RIMM, on the other hand, is a voting machine stock. The verdict is still out on if it will become a value play or if it will survive at all. However, this is also the appeal. See RIMM has the potential to become a 5-10 bagger. Apple can never become that again. RIMM's price is also guided by short term sentiment and players that understand market psychology. You don't need market psychology to buy Apple. You know it is a safe bet, even though you might lose money in the short term.
If you are a long term investor, you can afford to buy Apple and fight the tape. But if you are an active investor, you can not afford to fight the tape. You have to go with the flow, for the tape can remain wrong longer than you can remain solvent.
Also, if you are an active investor, you probably want to develop some sort of arbitrage technique as the one described here. Total returns will depend on how you interpret short term market trends and how you interpret market psychology, for many times you have to be a contrarian and go against the herd.
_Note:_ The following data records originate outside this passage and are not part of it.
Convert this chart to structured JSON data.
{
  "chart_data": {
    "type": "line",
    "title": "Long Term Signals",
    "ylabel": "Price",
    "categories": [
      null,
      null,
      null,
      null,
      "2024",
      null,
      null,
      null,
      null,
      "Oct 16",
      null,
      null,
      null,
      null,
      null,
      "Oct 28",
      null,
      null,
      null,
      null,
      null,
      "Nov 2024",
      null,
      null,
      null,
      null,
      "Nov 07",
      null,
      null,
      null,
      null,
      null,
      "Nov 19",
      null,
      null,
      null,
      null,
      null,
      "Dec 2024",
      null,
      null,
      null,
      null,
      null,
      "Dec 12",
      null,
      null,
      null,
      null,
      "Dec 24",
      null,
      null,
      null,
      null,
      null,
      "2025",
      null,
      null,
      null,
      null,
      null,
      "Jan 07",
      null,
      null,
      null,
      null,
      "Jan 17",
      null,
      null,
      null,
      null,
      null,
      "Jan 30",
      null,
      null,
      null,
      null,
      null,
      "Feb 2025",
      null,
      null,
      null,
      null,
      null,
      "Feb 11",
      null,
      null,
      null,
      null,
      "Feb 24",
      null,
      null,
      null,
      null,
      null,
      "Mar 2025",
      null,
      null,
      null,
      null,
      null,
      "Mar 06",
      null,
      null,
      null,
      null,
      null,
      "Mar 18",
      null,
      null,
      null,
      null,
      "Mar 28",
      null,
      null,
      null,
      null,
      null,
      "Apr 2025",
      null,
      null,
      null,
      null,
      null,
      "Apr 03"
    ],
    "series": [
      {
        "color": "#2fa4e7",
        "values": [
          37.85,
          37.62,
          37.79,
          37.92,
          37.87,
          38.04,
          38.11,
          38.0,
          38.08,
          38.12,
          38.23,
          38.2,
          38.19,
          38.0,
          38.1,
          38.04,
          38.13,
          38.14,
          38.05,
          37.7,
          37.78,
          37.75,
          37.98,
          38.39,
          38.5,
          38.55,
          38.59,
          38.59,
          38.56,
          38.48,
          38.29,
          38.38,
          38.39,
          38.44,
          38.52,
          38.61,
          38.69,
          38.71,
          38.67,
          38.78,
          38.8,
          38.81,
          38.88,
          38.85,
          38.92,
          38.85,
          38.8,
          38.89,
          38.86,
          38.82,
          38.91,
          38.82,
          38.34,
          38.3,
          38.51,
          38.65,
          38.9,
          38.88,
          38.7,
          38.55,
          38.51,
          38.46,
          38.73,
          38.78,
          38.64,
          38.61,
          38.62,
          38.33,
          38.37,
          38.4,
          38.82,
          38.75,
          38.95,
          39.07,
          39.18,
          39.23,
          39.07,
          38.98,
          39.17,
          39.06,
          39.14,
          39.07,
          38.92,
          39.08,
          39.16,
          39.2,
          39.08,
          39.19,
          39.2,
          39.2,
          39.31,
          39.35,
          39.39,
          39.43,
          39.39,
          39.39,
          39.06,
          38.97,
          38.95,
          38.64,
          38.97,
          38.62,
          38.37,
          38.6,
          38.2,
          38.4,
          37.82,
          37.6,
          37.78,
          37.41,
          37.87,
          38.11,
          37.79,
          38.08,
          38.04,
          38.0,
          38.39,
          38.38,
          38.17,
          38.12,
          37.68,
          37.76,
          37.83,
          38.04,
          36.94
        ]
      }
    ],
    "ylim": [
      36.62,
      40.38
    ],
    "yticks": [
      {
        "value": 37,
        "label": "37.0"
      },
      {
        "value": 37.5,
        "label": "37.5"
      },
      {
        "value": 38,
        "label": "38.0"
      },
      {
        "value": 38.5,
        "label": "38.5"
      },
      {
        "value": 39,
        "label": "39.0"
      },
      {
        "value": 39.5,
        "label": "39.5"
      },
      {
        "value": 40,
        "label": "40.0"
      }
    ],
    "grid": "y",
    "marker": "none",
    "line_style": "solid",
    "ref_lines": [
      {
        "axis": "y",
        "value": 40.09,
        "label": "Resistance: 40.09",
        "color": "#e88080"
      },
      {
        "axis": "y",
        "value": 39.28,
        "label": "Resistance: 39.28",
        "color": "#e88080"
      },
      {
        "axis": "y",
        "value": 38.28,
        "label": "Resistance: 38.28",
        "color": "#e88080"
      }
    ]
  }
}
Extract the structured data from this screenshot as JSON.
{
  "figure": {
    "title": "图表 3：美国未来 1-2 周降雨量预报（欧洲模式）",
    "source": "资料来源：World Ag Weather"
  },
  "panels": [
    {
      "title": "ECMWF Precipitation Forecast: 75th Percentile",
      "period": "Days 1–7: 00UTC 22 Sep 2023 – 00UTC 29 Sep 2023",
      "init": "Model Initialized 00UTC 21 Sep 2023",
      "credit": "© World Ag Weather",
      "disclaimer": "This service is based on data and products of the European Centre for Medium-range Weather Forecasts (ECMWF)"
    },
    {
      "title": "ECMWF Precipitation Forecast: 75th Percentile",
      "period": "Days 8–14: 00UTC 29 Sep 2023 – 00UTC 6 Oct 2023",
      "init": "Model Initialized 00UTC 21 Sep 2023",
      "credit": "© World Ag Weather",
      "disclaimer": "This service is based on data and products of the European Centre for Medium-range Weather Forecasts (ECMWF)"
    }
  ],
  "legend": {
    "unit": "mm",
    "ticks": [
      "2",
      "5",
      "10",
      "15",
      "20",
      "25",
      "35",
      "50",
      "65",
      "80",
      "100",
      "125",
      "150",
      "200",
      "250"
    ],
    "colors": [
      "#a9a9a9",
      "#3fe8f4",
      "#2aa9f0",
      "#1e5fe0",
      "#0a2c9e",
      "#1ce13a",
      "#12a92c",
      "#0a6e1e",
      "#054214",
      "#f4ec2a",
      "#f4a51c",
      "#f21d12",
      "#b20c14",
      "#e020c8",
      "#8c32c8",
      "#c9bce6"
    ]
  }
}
Because as in the case of Apple and RIMM illustrated above, where you bought them and where you sold them can make a heck of a difference.
As far as RIMM is concerned, my recommendation is to hold on to it for the time being, because the chances of it going to $11 from here are very high.
Also as per my previous recommendation, Apple is a buy from these levels. However, I think it will muddle around these levels for a while and wait for RIMM to go to $11. When that happens, I think the correct play at the time will be to sell RIMM and buy Apple for the short term.
Of course we do not know if RIMM will actually go to $11 or even if Apple bounces from these levels. That's why short term (active) investors need to follow the market's logic and keep a close eye on the tape, for nothing ever happens as you plan on it. But it never hurts to plan ahead anyway.